Le
linge très sec sur le balcon, il est rêche et doux par endroits,
usé. La nuit a été chaude, le jour va l’être encore plus. Sur
la surface plane et colorée, jaune vif, sur le tissage serré de
fils de coton, sur le drap propre et tendu, une très petite crotte
noire, de la taille d’une graine, un peu pointue à une extrémité,
plus arrondie à l’autre. La crotte, dont la forme indique qu’elle
a été moulée par l’anus minuscule d’un animal passé là
pendant qu’on n’y était pas, dans sa promenade nocturne. Une
présence dans notre absence, comme un cambriolage sans vol. (Un
cambrioleur qui s’envole.) La crotte du gecko.

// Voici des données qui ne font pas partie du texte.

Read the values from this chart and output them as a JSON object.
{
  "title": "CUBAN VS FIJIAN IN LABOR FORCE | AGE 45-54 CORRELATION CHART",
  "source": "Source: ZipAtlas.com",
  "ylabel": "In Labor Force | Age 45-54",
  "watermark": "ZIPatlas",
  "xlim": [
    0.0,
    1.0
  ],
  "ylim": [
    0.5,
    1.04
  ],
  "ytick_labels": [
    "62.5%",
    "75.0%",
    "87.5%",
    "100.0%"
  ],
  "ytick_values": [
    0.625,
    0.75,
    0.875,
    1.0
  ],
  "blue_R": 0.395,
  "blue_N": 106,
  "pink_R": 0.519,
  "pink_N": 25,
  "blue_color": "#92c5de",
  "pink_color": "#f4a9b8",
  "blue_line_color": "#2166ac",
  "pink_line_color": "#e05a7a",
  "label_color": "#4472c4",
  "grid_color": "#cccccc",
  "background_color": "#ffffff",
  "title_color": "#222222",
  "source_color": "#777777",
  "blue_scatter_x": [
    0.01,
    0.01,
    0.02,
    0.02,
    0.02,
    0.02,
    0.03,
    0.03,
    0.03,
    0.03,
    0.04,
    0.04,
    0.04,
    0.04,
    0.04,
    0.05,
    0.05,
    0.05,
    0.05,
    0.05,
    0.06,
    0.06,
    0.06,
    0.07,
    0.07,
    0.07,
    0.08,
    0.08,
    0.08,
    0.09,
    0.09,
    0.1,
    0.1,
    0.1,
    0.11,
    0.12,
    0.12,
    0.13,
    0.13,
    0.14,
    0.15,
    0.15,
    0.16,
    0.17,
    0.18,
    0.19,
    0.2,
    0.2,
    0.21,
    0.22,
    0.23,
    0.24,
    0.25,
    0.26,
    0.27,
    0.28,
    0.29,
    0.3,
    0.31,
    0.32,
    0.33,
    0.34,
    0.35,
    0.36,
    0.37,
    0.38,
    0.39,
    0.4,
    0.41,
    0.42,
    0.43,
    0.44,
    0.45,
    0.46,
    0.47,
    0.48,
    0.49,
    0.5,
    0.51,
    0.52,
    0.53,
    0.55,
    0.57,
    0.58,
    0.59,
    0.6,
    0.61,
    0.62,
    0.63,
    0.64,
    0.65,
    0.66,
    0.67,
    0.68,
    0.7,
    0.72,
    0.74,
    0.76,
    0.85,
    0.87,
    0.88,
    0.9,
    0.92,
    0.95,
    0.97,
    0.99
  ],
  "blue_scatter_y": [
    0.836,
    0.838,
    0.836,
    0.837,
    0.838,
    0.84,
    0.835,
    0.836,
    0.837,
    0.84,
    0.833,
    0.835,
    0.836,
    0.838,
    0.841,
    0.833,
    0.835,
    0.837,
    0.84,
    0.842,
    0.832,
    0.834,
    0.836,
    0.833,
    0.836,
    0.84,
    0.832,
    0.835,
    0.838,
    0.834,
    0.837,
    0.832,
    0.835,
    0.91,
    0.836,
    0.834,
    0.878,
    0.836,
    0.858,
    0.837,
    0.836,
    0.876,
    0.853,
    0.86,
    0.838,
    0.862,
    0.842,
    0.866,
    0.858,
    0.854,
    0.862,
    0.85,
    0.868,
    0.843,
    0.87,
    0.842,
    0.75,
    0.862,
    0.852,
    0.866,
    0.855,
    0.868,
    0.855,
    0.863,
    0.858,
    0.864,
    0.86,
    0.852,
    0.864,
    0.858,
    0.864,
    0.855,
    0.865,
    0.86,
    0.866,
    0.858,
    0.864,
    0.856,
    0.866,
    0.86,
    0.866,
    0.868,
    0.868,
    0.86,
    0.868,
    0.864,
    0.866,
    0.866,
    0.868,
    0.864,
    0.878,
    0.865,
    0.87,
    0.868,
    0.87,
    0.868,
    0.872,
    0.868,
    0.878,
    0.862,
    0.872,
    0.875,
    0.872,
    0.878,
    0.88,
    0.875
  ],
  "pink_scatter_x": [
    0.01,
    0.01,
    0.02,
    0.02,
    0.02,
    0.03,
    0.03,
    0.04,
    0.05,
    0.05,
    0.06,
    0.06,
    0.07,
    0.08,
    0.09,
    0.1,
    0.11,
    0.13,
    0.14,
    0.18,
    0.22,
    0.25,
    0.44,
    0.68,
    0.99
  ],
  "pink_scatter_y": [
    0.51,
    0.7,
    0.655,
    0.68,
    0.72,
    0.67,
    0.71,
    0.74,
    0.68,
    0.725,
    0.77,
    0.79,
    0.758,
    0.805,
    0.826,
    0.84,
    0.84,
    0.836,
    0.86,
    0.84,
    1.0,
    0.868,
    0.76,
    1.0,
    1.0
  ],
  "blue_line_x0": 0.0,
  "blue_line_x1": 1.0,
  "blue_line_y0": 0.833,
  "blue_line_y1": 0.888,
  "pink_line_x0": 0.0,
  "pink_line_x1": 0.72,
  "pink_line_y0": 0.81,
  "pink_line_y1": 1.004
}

Sèche et
délicatement collée à la fine toile du drap, le bruit minime
presque silencieux lorsqu’on secoue le drap, le bruit minime qui
est aussi vibration ténue, vibration de la crotte collée qui se
décolle, vibration du drap léger, bien usé, mince tremblement des
fibres lorsque la crotte est entraînée par son poids (ou poussée
du doigt par qui dépend le linge). On pourrait croire que la crotte
est un peu collante parce que le gecko tient à ce qu’on
s’aperçoive bien de sa présence – sans cette qualité d’être
collante, elle pourrait s’envoler avec les vents chauds des nuits
d’été – à ce qu’on repère bien la trace de son passage.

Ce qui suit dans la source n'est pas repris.